Editor's Note: Jade Esteban Estrada is the writer of Glitter Political, a series of articles detailing San Antonio's elections.
After a few minutes with San Antonio’s poet laureate, Octavio Quintanilla, I already feel like I’m deep into a creative writing masterclass.
As I sip my outsize espresso at Halcyon at the Blue Star Arts Complex, he agrees that there can be an artistic danger in censuring oneself during the writing process.
Even before his rise, Quintanilla, 45, viewed his poetry as a means of “confronting the world” around him. And, as someone “in the business of ideas,” he feels that this confrontation of notions, ideas and traditions gives him the opportunity to show “empathy for the world” through his work – which is laden with honesty. Being that honest can require a little boldness and artistic abandon when considering the current social climate where the oversensitivity of political correctness can easily lead to woeful, public misunderstandings. “If I’m not gonna be honest when I’m writing, what’s the point of writing?” he says as he adjusts his seafarer-style glasses. “I’d be lying to myself.”
Though he feels his poems are “not necessarily autobiographical,” he does feel his words have an element of “emotional autobiography.” And, as a Mexican-American with a story to tell, he seems to have a lot from which to pull.
Quintanilla was born in Harlingen. He lived, however, in Mexico for the first nine years of his life. When he turned nine, he returned to the Rio Grande Valley.
“Unfortunately, my parents stayed behind,” he recalls. “It was just me and my little brother that came over here to study, so there was that aspect of separation [and] dislocation.” When he says this, he reminds me – just for a moment – of “Separation,” a painting by local artist David Blancas.
In fact, that’s one of the many topics that he covers in his new Frontextos project, a series of visual poetry selections on his Facebook wall. He says he knows he’s “taking a risk in terms of subject matter.” The poems cover topics about the body, sexual relationships, race and political situations. “I don’t really go into writing censuring myself,” he says as he shows me number 278 in which he visually explores the symbolism of trees. “My life is an autobiographical template for work.”
Because our interview is in English, I keep reminding myself that his work these days is in Spanish.
“People have asked me, ‘Why do you write in Spanish?’ I think it’s been a way for me to return to that which I lost. [I’m trying] to capture or relearn or practice the language that I grew up talking but that, to a great extent, I forgot.”
Quintanilla proudly embraces the Spanish spoken at the borderlands, which may seem very similar to the Spanglish and Tex-Mex dialects.
Quintanilla, who’s a professor at Our Lady of the Lake University, discusses his writing process unaffectedly, and, over the span of a couple of hours, he elaborates on his daily, meditative approach.
“There are things I’m not ready to write about,” he says as Janet Jackson’s “What Have You Done for Me Lately” gently pulsates in the background. “I’m waiting for the right time to write about it.”
Is there a wrong time to write about something?

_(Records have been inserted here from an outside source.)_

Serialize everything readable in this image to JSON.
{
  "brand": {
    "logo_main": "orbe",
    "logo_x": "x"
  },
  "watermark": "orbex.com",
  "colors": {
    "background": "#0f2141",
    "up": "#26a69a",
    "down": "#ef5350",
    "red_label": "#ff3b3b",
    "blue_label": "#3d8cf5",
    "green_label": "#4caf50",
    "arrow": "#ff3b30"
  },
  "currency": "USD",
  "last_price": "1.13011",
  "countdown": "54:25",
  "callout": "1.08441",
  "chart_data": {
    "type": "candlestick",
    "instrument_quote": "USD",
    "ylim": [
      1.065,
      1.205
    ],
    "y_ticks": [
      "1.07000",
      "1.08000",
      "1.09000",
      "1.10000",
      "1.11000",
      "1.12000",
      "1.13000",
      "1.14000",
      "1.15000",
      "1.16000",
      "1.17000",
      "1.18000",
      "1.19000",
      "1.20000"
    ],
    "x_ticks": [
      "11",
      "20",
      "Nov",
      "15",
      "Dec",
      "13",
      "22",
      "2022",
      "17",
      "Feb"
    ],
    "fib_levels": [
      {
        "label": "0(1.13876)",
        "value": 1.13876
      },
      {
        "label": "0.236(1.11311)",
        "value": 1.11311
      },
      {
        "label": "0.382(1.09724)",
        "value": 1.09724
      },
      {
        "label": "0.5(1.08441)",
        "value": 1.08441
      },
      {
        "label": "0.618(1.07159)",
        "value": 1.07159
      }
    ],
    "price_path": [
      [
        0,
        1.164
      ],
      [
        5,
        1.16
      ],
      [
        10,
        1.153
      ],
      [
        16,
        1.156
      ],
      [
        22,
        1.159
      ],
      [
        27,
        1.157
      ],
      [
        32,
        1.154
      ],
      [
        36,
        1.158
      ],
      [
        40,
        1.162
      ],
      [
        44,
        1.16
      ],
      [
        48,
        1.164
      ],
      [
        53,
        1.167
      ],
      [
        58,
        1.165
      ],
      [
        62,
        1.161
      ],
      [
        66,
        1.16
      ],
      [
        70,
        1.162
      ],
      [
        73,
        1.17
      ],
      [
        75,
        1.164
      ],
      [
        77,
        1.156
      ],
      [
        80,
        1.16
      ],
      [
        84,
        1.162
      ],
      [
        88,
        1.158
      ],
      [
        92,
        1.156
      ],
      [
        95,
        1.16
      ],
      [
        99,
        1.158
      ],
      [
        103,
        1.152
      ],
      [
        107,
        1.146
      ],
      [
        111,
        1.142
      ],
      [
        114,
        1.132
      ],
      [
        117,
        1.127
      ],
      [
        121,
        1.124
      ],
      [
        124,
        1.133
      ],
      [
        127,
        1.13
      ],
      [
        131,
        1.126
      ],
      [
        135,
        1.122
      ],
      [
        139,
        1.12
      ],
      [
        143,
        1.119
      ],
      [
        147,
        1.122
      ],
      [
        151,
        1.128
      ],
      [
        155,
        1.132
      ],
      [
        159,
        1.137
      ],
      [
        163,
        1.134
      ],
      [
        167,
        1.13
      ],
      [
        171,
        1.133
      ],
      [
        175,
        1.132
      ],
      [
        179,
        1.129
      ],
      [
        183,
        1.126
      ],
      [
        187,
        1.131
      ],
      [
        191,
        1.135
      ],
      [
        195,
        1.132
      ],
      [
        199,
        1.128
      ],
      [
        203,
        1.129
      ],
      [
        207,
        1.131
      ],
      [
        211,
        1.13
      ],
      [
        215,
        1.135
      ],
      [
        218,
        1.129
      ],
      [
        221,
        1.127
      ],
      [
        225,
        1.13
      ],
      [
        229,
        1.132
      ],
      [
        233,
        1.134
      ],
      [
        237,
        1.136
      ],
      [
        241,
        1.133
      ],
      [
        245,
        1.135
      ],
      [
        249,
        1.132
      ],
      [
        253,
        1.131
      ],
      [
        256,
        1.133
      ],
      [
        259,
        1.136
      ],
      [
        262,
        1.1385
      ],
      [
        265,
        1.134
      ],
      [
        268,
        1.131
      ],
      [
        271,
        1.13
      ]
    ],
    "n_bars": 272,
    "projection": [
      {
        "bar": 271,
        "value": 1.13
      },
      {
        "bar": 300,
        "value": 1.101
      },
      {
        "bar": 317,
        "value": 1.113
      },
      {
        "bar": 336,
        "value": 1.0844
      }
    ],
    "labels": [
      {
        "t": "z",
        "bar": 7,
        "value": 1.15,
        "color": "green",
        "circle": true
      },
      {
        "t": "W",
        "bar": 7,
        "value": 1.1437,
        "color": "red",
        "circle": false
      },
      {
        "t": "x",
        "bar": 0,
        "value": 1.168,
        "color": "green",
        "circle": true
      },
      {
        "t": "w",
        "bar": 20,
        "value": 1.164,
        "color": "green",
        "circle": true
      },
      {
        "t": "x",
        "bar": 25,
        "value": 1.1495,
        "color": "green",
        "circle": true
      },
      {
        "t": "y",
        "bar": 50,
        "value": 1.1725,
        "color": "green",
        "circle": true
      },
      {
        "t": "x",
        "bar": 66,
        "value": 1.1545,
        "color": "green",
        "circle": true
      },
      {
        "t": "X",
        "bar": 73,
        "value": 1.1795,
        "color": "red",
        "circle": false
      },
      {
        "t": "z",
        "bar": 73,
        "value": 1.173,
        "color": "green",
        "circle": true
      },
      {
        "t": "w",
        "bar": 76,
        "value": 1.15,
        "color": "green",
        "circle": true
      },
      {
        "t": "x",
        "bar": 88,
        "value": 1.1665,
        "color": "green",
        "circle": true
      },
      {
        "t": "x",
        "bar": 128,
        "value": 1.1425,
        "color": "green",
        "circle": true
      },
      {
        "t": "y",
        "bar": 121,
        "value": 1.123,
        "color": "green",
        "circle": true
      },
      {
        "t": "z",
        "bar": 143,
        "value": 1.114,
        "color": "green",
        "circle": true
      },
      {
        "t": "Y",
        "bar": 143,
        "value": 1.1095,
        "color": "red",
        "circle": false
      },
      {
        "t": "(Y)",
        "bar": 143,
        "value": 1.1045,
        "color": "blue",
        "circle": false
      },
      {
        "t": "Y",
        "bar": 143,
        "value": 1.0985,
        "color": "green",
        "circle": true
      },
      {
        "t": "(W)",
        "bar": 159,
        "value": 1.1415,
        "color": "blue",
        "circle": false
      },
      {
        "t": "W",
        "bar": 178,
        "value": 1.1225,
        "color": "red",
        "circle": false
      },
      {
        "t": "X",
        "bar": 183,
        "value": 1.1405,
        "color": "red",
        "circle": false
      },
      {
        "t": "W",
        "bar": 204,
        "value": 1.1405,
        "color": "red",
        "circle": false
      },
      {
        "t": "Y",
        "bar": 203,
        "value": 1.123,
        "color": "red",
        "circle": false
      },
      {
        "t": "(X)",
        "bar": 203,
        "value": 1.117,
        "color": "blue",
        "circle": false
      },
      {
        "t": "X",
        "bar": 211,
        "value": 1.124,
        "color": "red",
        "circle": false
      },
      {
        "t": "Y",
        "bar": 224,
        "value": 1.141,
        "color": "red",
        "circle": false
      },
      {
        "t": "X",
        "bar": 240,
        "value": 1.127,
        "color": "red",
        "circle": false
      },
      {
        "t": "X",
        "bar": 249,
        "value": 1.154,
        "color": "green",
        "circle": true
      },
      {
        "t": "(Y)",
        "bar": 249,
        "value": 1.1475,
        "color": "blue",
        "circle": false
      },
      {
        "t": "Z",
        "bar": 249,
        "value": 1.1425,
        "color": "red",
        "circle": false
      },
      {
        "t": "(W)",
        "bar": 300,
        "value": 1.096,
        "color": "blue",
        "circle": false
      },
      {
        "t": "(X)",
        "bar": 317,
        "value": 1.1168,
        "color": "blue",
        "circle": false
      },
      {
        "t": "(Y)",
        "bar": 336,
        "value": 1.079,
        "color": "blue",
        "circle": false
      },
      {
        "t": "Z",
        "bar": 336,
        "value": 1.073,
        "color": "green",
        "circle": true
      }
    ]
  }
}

I ask.
“Well, when you’re not clear about what it is you have to say,” he replies. “I’m not in the business of writing just to make a statement. I’ve always felt that what I do... I’m doing it with some type of... intentionality.”
He says that there are some experiences that he’s not ready to write about or reveal because he still “hasn’t found a way to heal” in regard to the subject.
Some writers would use writing as a way to heal. Do you think that’s wise? I ask.
“I think we can make the distinction between writing to heal and writing to publish,” he replies.
A week before, I met Quintanilla for the first time at the Letras en la Frontera Conference, a gathering of writers who write in Spanish. Writers from all over Latin America read their work to pockets of the local Spanish-language literary set. “We really don’t have many spaces for writers who writing in Spanish,” he says matter-of-factly. When I tell him I attended the conference as a personal, guilty pleasure, he says, “We’re kind of lucky. We can move between two worlds... English and Spanish. I’m a huge advocate for writing and speaking in Spanish.
“I mean, think about it. Right now, there’s this hate rhetoric against people who speak Spanish,” he says thoughtfully. “There’s a lot of fucking hate about that. I mean, you saw the poetry that I’ve been writing lately. It’s all in Spanish. It’s a way to resist. I think spaces like [the conference] are resisting that rhetoric of hate.”
How long does it take you to come up with a title? I ask.
“Aww… fuck, man,” he replies with exasperation. “It takes me a long time, dude.”